Mise au point d’un code d’éthique

La cellule a en outre élaboré, en collaboration avec le Front des organisations nationales de lutte contre la corruption (Fonac), un code d'éthique et de moralisation des marchés publics en juin 1999. Ce code oblige l'État et les autorités publiques à s'engager à ne pas escroquer les investisseurs au moment des attributions de marchés. De la même manière, les investisseurs s'engagent à ne pas corrompre les autorités publiques par des pots de vin. Le code correspond, dans son esprit, au pacte d'intégrité que Transparency international fait signer à certains États pour combattre la corruption. La particularité ici est qu'il prévoit qu'un représentant de la société civile participe aux commissions d'attribution des marchés publics.
La mission de la cellule est de détecter les cas de corruption et de créer les conditions de la combattre. Elle ne dispose pas, juridiquement, de moyens de répression. Elle n'est pas une institution de contre-pouvoir, mais un instrument mis en place par le chef de l'État (placé sous son autorité) pour conduire à bien sa politique de gouvernement. C'est une insuffisance que déplore Philippe Hounkpatin, un ancien vice-président du Fonac. Mais M. Hounkpatin n'est pas d'avis, comme l'envisage Mme Cica Adjaï, que l'Assemblée nationale vote une loi pour instituer et pérenniser la cellule pour qu'elle s'impose à tous les régimes comme une institution républicaine. Pour lutter contre l'impunité, la cellule de la moralisation de la vie publique présente les faussaires au procureur de la République afin qu'ils soient traduits en justice.
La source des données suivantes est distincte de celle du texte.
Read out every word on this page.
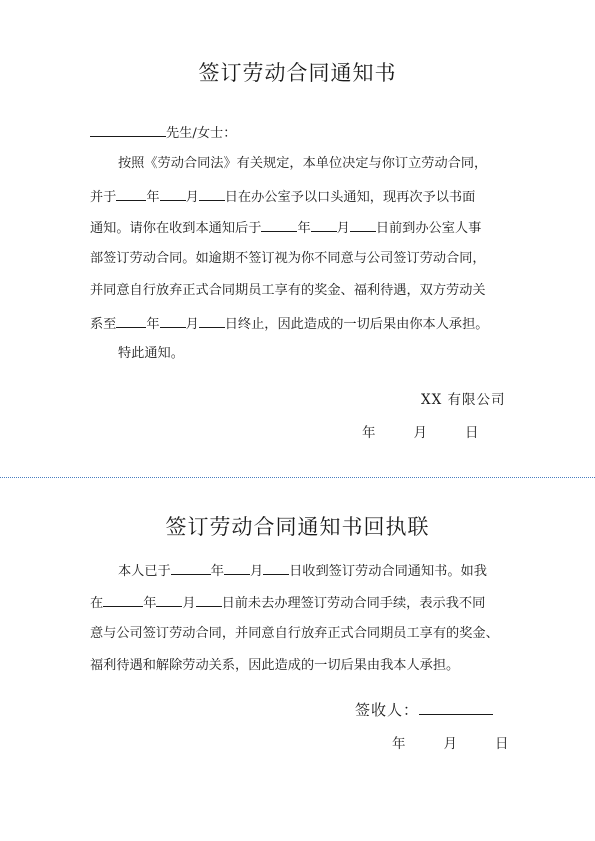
签订劳动合同通知书
先生/女士：
按照《劳动合同法》有关规定，本单位决定与你订立劳动合同，
并于 年 月 日在办公室予以口头通知，现再次予以书面
通知。请你在收到本通知后于	年 月 日前到办公室人事
部签订劳动合同。如逾期不签订视为你不同意与公司签订劳动合同，
并同意自行放弃正式合同期员工享有的奖金、福利待遇，双方劳动关
系至 年 月 日终止，因此造成的一切后果由你本人承担。
特此通知。
XX 有限公司
年	月	日
签订劳动合同通知书回执联
本人已于	年 月 日收到签订劳动合同通知书。如我
在	年 月 日前未去办理签订劳动合同手续，表示我不同
意与公司签订劳动合同，并同意自行放弃正式合同期员工享有的奖金、
福利待遇和解除劳动关系，因此造成的一切后果由我本人承担。
签收人：
年	月	日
Elle se fait aussi aider de la société civile pour faire pression sur le gouvernement, pour qu'il permette à la Justice de connaître effectivement des dossiers de corruption.
Le grand goulot d'étranglement de la cellule est son effectif plutôt réduit. « Les gens ont peur de mourir en travaillant dans la cellule ; pourtant depuis 1996, je ne suis pas encore morte », regrette Mme Adjaï. Au Bénin, les pressions familiales, sociales et politiques sont si fortes que dénoncer un corrompu est un grand risque. Les moyens financiers sont également insuffisants, selon Mme Adjaï. Mais, la cellule bénéficie au niveau du budget national de 10 à 15 millions de francs CFA par an pour son fonctionnement et de 12 millions pour ses investissements. Ce qui est un privilège, car le Programme national de lutte contre le Sida par exemple ne bénéficie pas de budget pour ses investissements. Les bailleurs de fonds tels que la Banque mondiale, les Etats Unis et le Danemark la soutiennent. En attendant de la rendre pérenne et lui apporter le soutien adéquat, le gouvernement a décidé de la déplacer de la présidence de la République pour la doter d'un siège qui sera érigé à Porto-Novo, capitale politique du pays.